Researchers from the University of Chicago have developed an algorithm they say can predict individual incidents of crime within 1,000 feet (roughly 333 metres) one week before they take place.
The team behind the research recently published their findings in a Nature Human Behaviour journal article.
Lead author Ishanu Chattopadhyay explained they created a digital twin of urban environments to make the predictions.
“If you feed it data from what happened in the past, it will tell you what’s going to happen in the future,” Chattopadhyay said.
The algorithm was trained using historical public data on violent and property crimes in Chicago.
Violent crimes included homicide, assault, and battery, while property crimes encompassed burglaries, thefts, and motor vehicle thefts.
The researchers focused on these crimes because they were more likely to be reported in urban areas with a high level of distrust and lack of cooperation with law enforcement.
They also excluded crimes which could be more susceptible to enforcement bias, such as drug crimes, traffic stops, and misdemeanour infractions.
The algorithm divides Chicago into spatial tiles, each 1,000 feet across.
It can predict that a specific crime will occur within a particular tile a week before its occurrence.
According to the researchers, the algorithm had a predictive accuracy of 90% — far greater than what has been achieved with similar models in the past.
“It’s not magical; there are limitations, but we validated it, and it works really well,” Chattopadhyay said.

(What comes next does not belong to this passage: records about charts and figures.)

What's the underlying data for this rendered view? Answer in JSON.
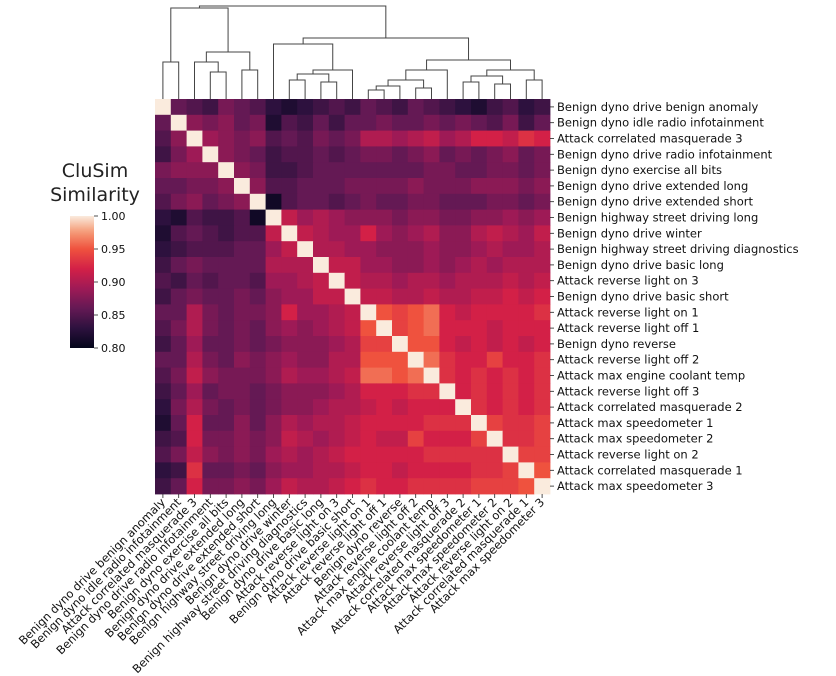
{
  "chart_data": {
    "type": "heatmap",
    "title_lines": [
      "CluSim",
      "Similarity"
    ],
    "colorbar": {
      "min": 0.8,
      "max": 1.0,
      "ticks": [
        "1.00",
        "0.95",
        "0.90",
        "0.85",
        "0.80"
      ],
      "colormap": "rocket"
    },
    "labels": [
      "Benign dyno drive benign anomaly",
      "Benign dyno idle radio infotainment",
      "Attack correlated masquerade 3",
      "Benign dyno drive radio infotainment",
      "Benign dyno exercise all bits",
      "Benign dyno drive extended long",
      "Benign dyno drive extended short",
      "Benign highway street driving long",
      "Benign dyno drive winter",
      "Benign highway street driving diagnostics",
      "Benign dyno drive basic long",
      "Attack reverse light on 3",
      "Benign dyno drive basic short",
      "Attack reverse light on 1",
      "Attack reverse light off 1",
      "Benign dyno reverse",
      "Attack reverse light off 2",
      "Attack max engine coolant temp",
      "Attack reverse light off 3",
      "Attack correlated masquerade 2",
      "Attack max speedometer 1",
      "Attack max speedometer 2",
      "Attack reverse light on 2",
      "Attack correlated masquerade 1",
      "Attack max speedometer 3"
    ],
    "matrix": [
      [
        1.0,
        0.86,
        0.85,
        0.84,
        0.87,
        0.86,
        0.85,
        0.83,
        0.82,
        0.83,
        0.84,
        0.85,
        0.84,
        0.86,
        0.85,
        0.84,
        0.86,
        0.85,
        0.84,
        0.83,
        0.82,
        0.84,
        0.85,
        0.83,
        0.84
      ],
      [
        0.86,
        1.0,
        0.88,
        0.87,
        0.88,
        0.86,
        0.87,
        0.82,
        0.85,
        0.84,
        0.86,
        0.84,
        0.86,
        0.86,
        0.87,
        0.86,
        0.86,
        0.87,
        0.86,
        0.87,
        0.86,
        0.85,
        0.87,
        0.84,
        0.86
      ],
      [
        0.85,
        0.88,
        1.0,
        0.89,
        0.88,
        0.87,
        0.88,
        0.85,
        0.86,
        0.85,
        0.87,
        0.86,
        0.87,
        0.9,
        0.9,
        0.89,
        0.9,
        0.91,
        0.89,
        0.9,
        0.92,
        0.92,
        0.91,
        0.93,
        0.92
      ],
      [
        0.84,
        0.87,
        0.89,
        1.0,
        0.88,
        0.87,
        0.86,
        0.84,
        0.85,
        0.85,
        0.86,
        0.85,
        0.86,
        0.87,
        0.87,
        0.86,
        0.87,
        0.88,
        0.86,
        0.87,
        0.86,
        0.87,
        0.88,
        0.86,
        0.87
      ],
      [
        0.87,
        0.88,
        0.88,
        0.88,
        1.0,
        0.88,
        0.87,
        0.84,
        0.84,
        0.85,
        0.86,
        0.86,
        0.86,
        0.86,
        0.86,
        0.86,
        0.86,
        0.87,
        0.87,
        0.86,
        0.86,
        0.87,
        0.87,
        0.86,
        0.87
      ],
      [
        0.86,
        0.86,
        0.87,
        0.87,
        0.88,
        1.0,
        0.88,
        0.85,
        0.85,
        0.86,
        0.86,
        0.86,
        0.87,
        0.87,
        0.87,
        0.87,
        0.88,
        0.87,
        0.87,
        0.87,
        0.88,
        0.88,
        0.88,
        0.87,
        0.88
      ],
      [
        0.85,
        0.87,
        0.88,
        0.86,
        0.87,
        0.88,
        1.0,
        0.81,
        0.85,
        0.86,
        0.86,
        0.85,
        0.86,
        0.87,
        0.86,
        0.86,
        0.87,
        0.87,
        0.86,
        0.86,
        0.86,
        0.87,
        0.87,
        0.86,
        0.87
      ],
      [
        0.83,
        0.82,
        0.85,
        0.84,
        0.84,
        0.85,
        0.81,
        1.0,
        0.91,
        0.89,
        0.9,
        0.89,
        0.88,
        0.88,
        0.88,
        0.87,
        0.88,
        0.88,
        0.87,
        0.87,
        0.88,
        0.88,
        0.89,
        0.88,
        0.89
      ],
      [
        0.82,
        0.85,
        0.86,
        0.85,
        0.84,
        0.85,
        0.85,
        0.91,
        1.0,
        0.91,
        0.9,
        0.89,
        0.89,
        0.92,
        0.89,
        0.88,
        0.89,
        0.9,
        0.88,
        0.88,
        0.9,
        0.91,
        0.9,
        0.89,
        0.91
      ],
      [
        0.83,
        0.84,
        0.85,
        0.85,
        0.85,
        0.86,
        0.86,
        0.89,
        0.91,
        1.0,
        0.9,
        0.9,
        0.89,
        0.89,
        0.88,
        0.88,
        0.88,
        0.89,
        0.88,
        0.88,
        0.89,
        0.9,
        0.89,
        0.89,
        0.9
      ],
      [
        0.84,
        0.86,
        0.87,
        0.86,
        0.86,
        0.86,
        0.86,
        0.9,
        0.9,
        0.9,
        1.0,
        0.91,
        0.91,
        0.89,
        0.89,
        0.88,
        0.88,
        0.89,
        0.88,
        0.89,
        0.9,
        0.89,
        0.9,
        0.9,
        0.9
      ],
      [
        0.85,
        0.84,
        0.86,
        0.85,
        0.86,
        0.86,
        0.85,
        0.89,
        0.89,
        0.9,
        0.91,
        1.0,
        0.91,
        0.9,
        0.9,
        0.89,
        0.9,
        0.9,
        0.89,
        0.9,
        0.9,
        0.9,
        0.91,
        0.9,
        0.91
      ],
      [
        0.84,
        0.86,
        0.87,
        0.86,
        0.86,
        0.87,
        0.86,
        0.88,
        0.89,
        0.89,
        0.91,
        0.91,
        1.0,
        0.91,
        0.91,
        0.9,
        0.9,
        0.91,
        0.9,
        0.9,
        0.91,
        0.91,
        0.92,
        0.91,
        0.92
      ],
      [
        0.86,
        0.86,
        0.9,
        0.87,
        0.86,
        0.87,
        0.87,
        0.88,
        0.92,
        0.89,
        0.89,
        0.9,
        0.91,
        1.0,
        0.95,
        0.94,
        0.95,
        0.96,
        0.92,
        0.91,
        0.92,
        0.92,
        0.92,
        0.92,
        0.93
      ],
      [
        0.85,
        0.87,
        0.9,
        0.87,
        0.86,
        0.87,
        0.86,
        0.88,
        0.89,
        0.88,
        0.89,
        0.9,
        0.91,
        0.95,
        1.0,
        0.94,
        0.95,
        0.96,
        0.92,
        0.92,
        0.92,
        0.91,
        0.92,
        0.92,
        0.92
      ],
      [
        0.84,
        0.86,
        0.89,
        0.86,
        0.86,
        0.87,
        0.86,
        0.87,
        0.88,
        0.88,
        0.88,
        0.89,
        0.9,
        0.94,
        0.94,
        1.0,
        0.95,
        0.95,
        0.92,
        0.91,
        0.92,
        0.91,
        0.92,
        0.91,
        0.92
      ],
      [
        0.86,
        0.86,
        0.9,
        0.87,
        0.86,
        0.88,
        0.87,
        0.88,
        0.89,
        0.88,
        0.88,
        0.9,
        0.9,
        0.95,
        0.95,
        0.95,
        1.0,
        0.96,
        0.93,
        0.92,
        0.92,
        0.94,
        0.92,
        0.92,
        0.93
      ],
      [
        0.85,
        0.87,
        0.91,
        0.88,
        0.87,
        0.87,
        0.87,
        0.88,
        0.9,
        0.89,
        0.89,
        0.9,
        0.91,
        0.96,
        0.96,
        0.95,
        0.96,
        1.0,
        0.93,
        0.92,
        0.93,
        0.92,
        0.93,
        0.92,
        0.93
      ],
      [
        0.84,
        0.86,
        0.89,
        0.86,
        0.87,
        0.87,
        0.86,
        0.87,
        0.88,
        0.88,
        0.88,
        0.89,
        0.9,
        0.92,
        0.92,
        0.92,
        0.93,
        0.93,
        1.0,
        0.92,
        0.93,
        0.92,
        0.93,
        0.92,
        0.93
      ],
      [
        0.83,
        0.87,
        0.9,
        0.87,
        0.86,
        0.87,
        0.86,
        0.87,
        0.88,
        0.88,
        0.89,
        0.9,
        0.9,
        0.91,
        0.92,
        0.91,
        0.92,
        0.92,
        0.92,
        1.0,
        0.93,
        0.92,
        0.93,
        0.92,
        0.93
      ],
      [
        0.82,
        0.86,
        0.92,
        0.86,
        0.86,
        0.88,
        0.86,
        0.88,
        0.9,
        0.89,
        0.9,
        0.9,
        0.91,
        0.92,
        0.92,
        0.92,
        0.92,
        0.93,
        0.93,
        0.93,
        1.0,
        0.94,
        0.93,
        0.93,
        0.94
      ],
      [
        0.84,
        0.85,
        0.92,
        0.87,
        0.87,
        0.88,
        0.87,
        0.88,
        0.91,
        0.9,
        0.89,
        0.9,
        0.91,
        0.92,
        0.91,
        0.91,
        0.94,
        0.92,
        0.92,
        0.92,
        0.94,
        1.0,
        0.93,
        0.93,
        0.94
      ],
      [
        0.85,
        0.87,
        0.91,
        0.88,
        0.87,
        0.88,
        0.87,
        0.89,
        0.9,
        0.89,
        0.9,
        0.91,
        0.92,
        0.92,
        0.92,
        0.92,
        0.92,
        0.93,
        0.93,
        0.93,
        0.93,
        0.93,
        1.0,
        0.94,
        0.94
      ],
      [
        0.83,
        0.84,
        0.93,
        0.86,
        0.86,
        0.87,
        0.86,
        0.88,
        0.89,
        0.89,
        0.9,
        0.9,
        0.91,
        0.92,
        0.92,
        0.91,
        0.92,
        0.92,
        0.92,
        0.92,
        0.93,
        0.93,
        0.94,
        1.0,
        0.95
      ],
      [
        0.84,
        0.86,
        0.92,
        0.87,
        0.87,
        0.88,
        0.87,
        0.89,
        0.91,
        0.9,
        0.9,
        0.91,
        0.92,
        0.93,
        0.92,
        0.92,
        0.93,
        0.93,
        0.93,
        0.93,
        0.94,
        0.94,
        0.94,
        0.95,
        1.0
      ]
    ]
  }
}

It managed to perform with similar accuracy when using data from seven other cities in the US.
The algorithm also helped the researchers confirm bias in police responsiveness to crimes based on the area where a crime occurred.
The researchers cautioned against using their tool to direct law enforcement policies, but instead advised incorporating it within urban policies and policing strategies to address crime.
“You can use this as a simulation tool to see what happens if crime goes up in one area of the city, or there is increased enforcement in another area,” Chattopadhyay said.
“If you apply all these different variables, you can see how the systems evolve in response.”